As part of the keen international interest, the country has seen the arrival of French-based Havas Media International, South African media group, Carat and, in 2012, the American agency TBWA. The African-wide marketing services group Scangroup continues to occupy the greatest proportion of work in relation to advertising agencies, 70% in 2011.
Media Edge Interactive, the advertising branch of the indigenous integrated marketing house, and BluePrint Marketing, an Ogilvy Kenya subsidiary, were the latest companies to be formally admitted to the Advertising Practitioners Association (APA) membership roll. The APA is the umbrella organisation which enforces advertising standards through adherence to a code of conduct and advocates for professionalism among its members. Agencies must meet APA’s standards in relation to financial operations, professional management and ethical operating standards in order to attain recognition. Media Edge and BluePrint Marketing were admitted to the Association as part of its aim to open up membership to specialist agencies, raising the number of member agencies to 15.
The Public Relations Society of Kenya represents the industry in the country and has affiliations to regional, continental and global PR bodies. It aims to promote the industry in the country to adhere to global standards of professionalisation.

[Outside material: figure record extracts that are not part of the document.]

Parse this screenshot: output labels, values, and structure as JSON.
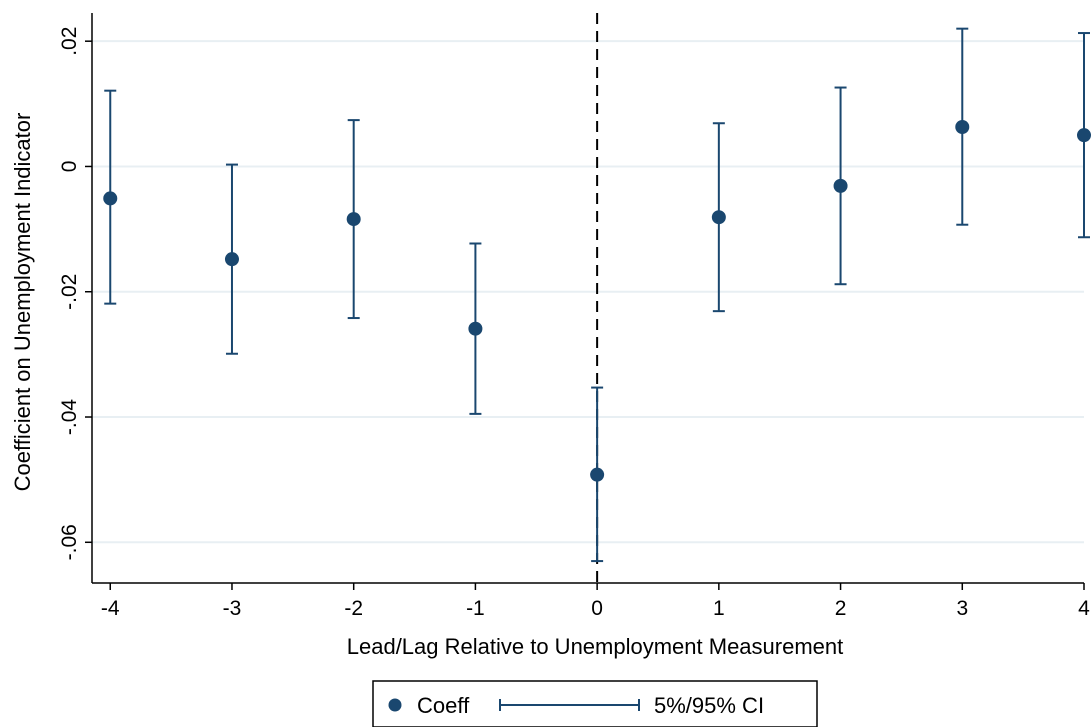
{
  "chart_data": {
    "type": "scatter",
    "title": "",
    "xlabel": "Lead/Lag Relative to Unemployment Measurement",
    "ylabel": "Coefficient on Unemployment Indicator",
    "x": [
      -4,
      -3,
      -2,
      -1,
      0,
      1,
      2,
      3,
      4
    ],
    "series": [
      {
        "name": "Coeff",
        "values": [
          -0.0051,
          -0.0148,
          -0.0084,
          -0.0259,
          -0.0492,
          -0.0081,
          -0.0031,
          0.0063,
          0.005
        ]
      },
      {
        "name": "5%/95% CI",
        "lower": [
          -0.0219,
          -0.0299,
          -0.0242,
          -0.0395,
          -0.063,
          -0.0231,
          -0.0188,
          -0.0093,
          -0.0113
        ],
        "upper": [
          0.0121,
          0.0003,
          0.0074,
          -0.0123,
          -0.0353,
          0.0069,
          0.0126,
          0.022,
          0.0213
        ]
      }
    ],
    "xticks": [
      "-4",
      "-3",
      "-2",
      "-1",
      "0",
      "1",
      "2",
      "3",
      "4"
    ],
    "yticks": [
      {
        "value": 0.02,
        "label": ".02"
      },
      {
        "value": 0,
        "label": "0"
      },
      {
        "value": -0.02,
        "label": "-.02"
      },
      {
        "value": -0.04,
        "label": "-.04"
      },
      {
        "value": -0.06,
        "label": "-.06"
      }
    ],
    "xlim": [
      -4.15,
      4
    ],
    "ylim": [
      -0.0665,
      0.0245
    ],
    "reference_line": {
      "x": 0,
      "style": "dashed"
    },
    "grid": true,
    "legend_placement": "bottom-center",
    "colors": {
      "marker": "#1a476f",
      "grid": "#e8eff3",
      "axis": "#000000",
      "reference": "#000000"
    }
  }
}
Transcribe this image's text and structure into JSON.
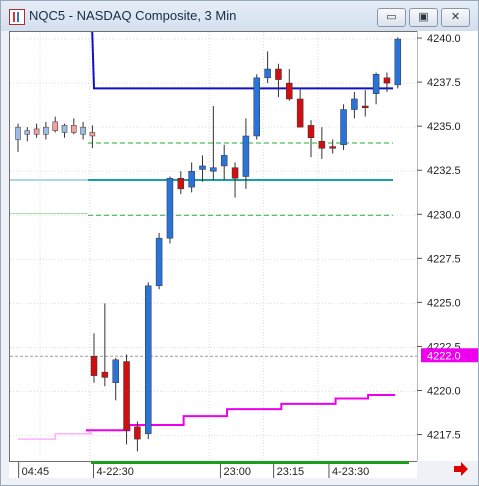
{
  "window": {
    "title": "NQC5 - NASDAQ Composite, 3 Min",
    "buttons": {
      "minimize": "▭",
      "maximize": "▣",
      "close": "✕"
    },
    "arrow_color": "#e00000"
  },
  "chart_data": {
    "type": "candlestick",
    "y_ticks": [
      "4240.0",
      "4237.5",
      "4235.0",
      "4232.5",
      "4230.0",
      "4227.5",
      "4225.0",
      "4222.5",
      "4220.0",
      "4217.5"
    ],
    "y_tick_values": [
      4240.0,
      4237.5,
      4235.0,
      4232.5,
      4230.0,
      4227.5,
      4225.0,
      4222.5,
      4220.0,
      4217.5
    ],
    "ylim": [
      4216.0,
      4240.4
    ],
    "x_ticks": [
      "04:45",
      "4-22:30",
      "23:00",
      "23:15",
      "4-23:30"
    ],
    "price_label": "4222.0",
    "price_value": 4222.0,
    "colors": {
      "up": "#2a73d8",
      "down": "#d01010",
      "outline": "#202020",
      "blue_level": "#1010c8",
      "teal": "#18a0a8",
      "dashed": "#20b030",
      "magenta": "#ee00ee",
      "pink": "#ffb0ff",
      "faded_up": "#9dbde6",
      "faded_down": "#f0a0a0"
    },
    "early_candles": [
      {
        "o": 4234.3,
        "h": 4235.2,
        "l": 4233.6,
        "c": 4235.0
      },
      {
        "o": 4234.6,
        "h": 4235.0,
        "l": 4234.2,
        "c": 4234.8
      },
      {
        "o": 4234.9,
        "h": 4235.2,
        "l": 4234.4,
        "c": 4234.6
      },
      {
        "o": 4234.6,
        "h": 4235.3,
        "l": 4234.3,
        "c": 4235.0
      },
      {
        "o": 4235.3,
        "h": 4235.6,
        "l": 4234.7,
        "c": 4234.8
      },
      {
        "o": 4234.7,
        "h": 4235.2,
        "l": 4234.4,
        "c": 4235.1
      },
      {
        "o": 4235.1,
        "h": 4235.5,
        "l": 4234.6,
        "c": 4234.7
      },
      {
        "o": 4234.6,
        "h": 4235.3,
        "l": 4234.3,
        "c": 4235.0
      },
      {
        "o": 4234.7,
        "h": 4235.1,
        "l": 4233.8,
        "c": 4234.5
      }
    ],
    "candles": [
      {
        "o": 4222.0,
        "h": 4223.3,
        "l": 4220.5,
        "c": 4220.9
      },
      {
        "o": 4221.1,
        "h": 4225.0,
        "l": 4220.3,
        "c": 4220.8
      },
      {
        "o": 4220.5,
        "h": 4221.9,
        "l": 4219.5,
        "c": 4221.8
      },
      {
        "o": 4221.7,
        "h": 4222.1,
        "l": 4217.0,
        "c": 4217.8
      },
      {
        "o": 4218.0,
        "h": 4218.3,
        "l": 4216.6,
        "c": 4217.3
      },
      {
        "o": 4217.6,
        "h": 4226.2,
        "l": 4217.3,
        "c": 4226.0
      },
      {
        "o": 4226.0,
        "h": 4229.0,
        "l": 4225.8,
        "c": 4228.7
      },
      {
        "o": 4228.7,
        "h": 4232.2,
        "l": 4228.4,
        "c": 4232.1
      },
      {
        "o": 4232.1,
        "h": 4232.5,
        "l": 4231.2,
        "c": 4231.5
      },
      {
        "o": 4231.6,
        "h": 4233.0,
        "l": 4231.3,
        "c": 4232.5
      },
      {
        "o": 4232.6,
        "h": 4233.4,
        "l": 4231.9,
        "c": 4232.8
      },
      {
        "o": 4232.5,
        "h": 4236.2,
        "l": 4232.0,
        "c": 4232.7
      },
      {
        "o": 4232.8,
        "h": 4234.0,
        "l": 4232.0,
        "c": 4233.4
      },
      {
        "o": 4232.7,
        "h": 4233.0,
        "l": 4231.0,
        "c": 4232.1
      },
      {
        "o": 4232.2,
        "h": 4235.5,
        "l": 4231.5,
        "c": 4234.5
      },
      {
        "o": 4234.5,
        "h": 4238.0,
        "l": 4234.3,
        "c": 4237.8
      },
      {
        "o": 4237.8,
        "h": 4239.3,
        "l": 4237.5,
        "c": 4238.3
      },
      {
        "o": 4238.3,
        "h": 4238.6,
        "l": 4236.7,
        "c": 4237.7
      },
      {
        "o": 4237.5,
        "h": 4238.3,
        "l": 4236.5,
        "c": 4236.6
      },
      {
        "o": 4236.6,
        "h": 4237.2,
        "l": 4235.0,
        "c": 4235.0
      },
      {
        "o": 4235.1,
        "h": 4235.4,
        "l": 4233.3,
        "c": 4234.4
      },
      {
        "o": 4234.2,
        "h": 4235.0,
        "l": 4233.2,
        "c": 4233.8
      },
      {
        "o": 4233.9,
        "h": 4234.3,
        "l": 4233.5,
        "c": 4233.8
      },
      {
        "o": 4234.0,
        "h": 4236.3,
        "l": 4233.7,
        "c": 4236.0
      },
      {
        "o": 4236.0,
        "h": 4237.0,
        "l": 4235.5,
        "c": 4236.6
      },
      {
        "o": 4236.2,
        "h": 4237.1,
        "l": 4235.6,
        "c": 4236.1
      },
      {
        "o": 4236.9,
        "h": 4238.1,
        "l": 4236.3,
        "c": 4238.0
      },
      {
        "o": 4237.8,
        "h": 4238.1,
        "l": 4237.0,
        "c": 4237.5
      },
      {
        "o": 4237.4,
        "h": 4240.1,
        "l": 4237.2,
        "c": 4240.0
      }
    ],
    "levels": {
      "blue_start": 4240.5,
      "blue": 4237.2,
      "dashed_upper": 4234.1,
      "teal": 4232.0,
      "teal_faded": 4232.0,
      "dashed_lower": 4230.0,
      "faded_green": 4230.1,
      "gray_dashed": 4222.0
    },
    "magenta_steps": [
      {
        "from": 0,
        "to": 4,
        "y": 4217.8
      },
      {
        "from": 4,
        "to": 9,
        "y": 4218.1
      },
      {
        "from": 9,
        "to": 13,
        "y": 4218.6
      },
      {
        "from": 13,
        "to": 18,
        "y": 4219.0
      },
      {
        "from": 18,
        "to": 23,
        "y": 4219.3
      },
      {
        "from": 23,
        "to": 26,
        "y": 4219.6
      },
      {
        "from": 26,
        "to": 28.5,
        "y": 4219.8
      }
    ],
    "pink_steps": [
      {
        "from": 0,
        "to": 4,
        "y": 4217.3
      },
      {
        "from": 4,
        "to": 8,
        "y": 4217.6
      }
    ]
  }
}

The World Economic Forum’s Global Competitiveness Report (2012-13) places Kenya 86th out of 144 countries in relation to the extent of marketing. It was given a value of 3.8 out of 7, below the world mean of 4.1, indicating that companies use of sophisticated marketing tools and techniques is not yet extensive. This was reflected in terms of the buyer sophistication indicator, once again placing 86th, with a score of 3.3 out of 7. Coming just below the world mean of 3.5, this suggests that buyers are less likely to make purchasing decisions based on a sophisticated analysis of performance attributes, than based solely on price.
Advertising in Kenya is predominantly based around the traditional forms of radio, television, newspapers and cinema. Radio continues to be the greatest beneficiary of spend on advertising – in the first quarter of 2012 KSh 8.1 billion was spent on radio advertising, which was four times higher than the amount spent on print media. This is partly thanks to the proliferation of vernacular and community stations in the country, with over 160 stations overall in 2012. The media is also attractive due to its low cost of entry compared to other forms. The second most significant media is television – with a advertising spend of 7.8 billion in first quarter of 2012.
Advertising is also adapting to technological advances, particularly in relation to mobile phones. Mobile advertising continues to develop into a key marketing channel within the increasingly technology-driven Kenya consumer market.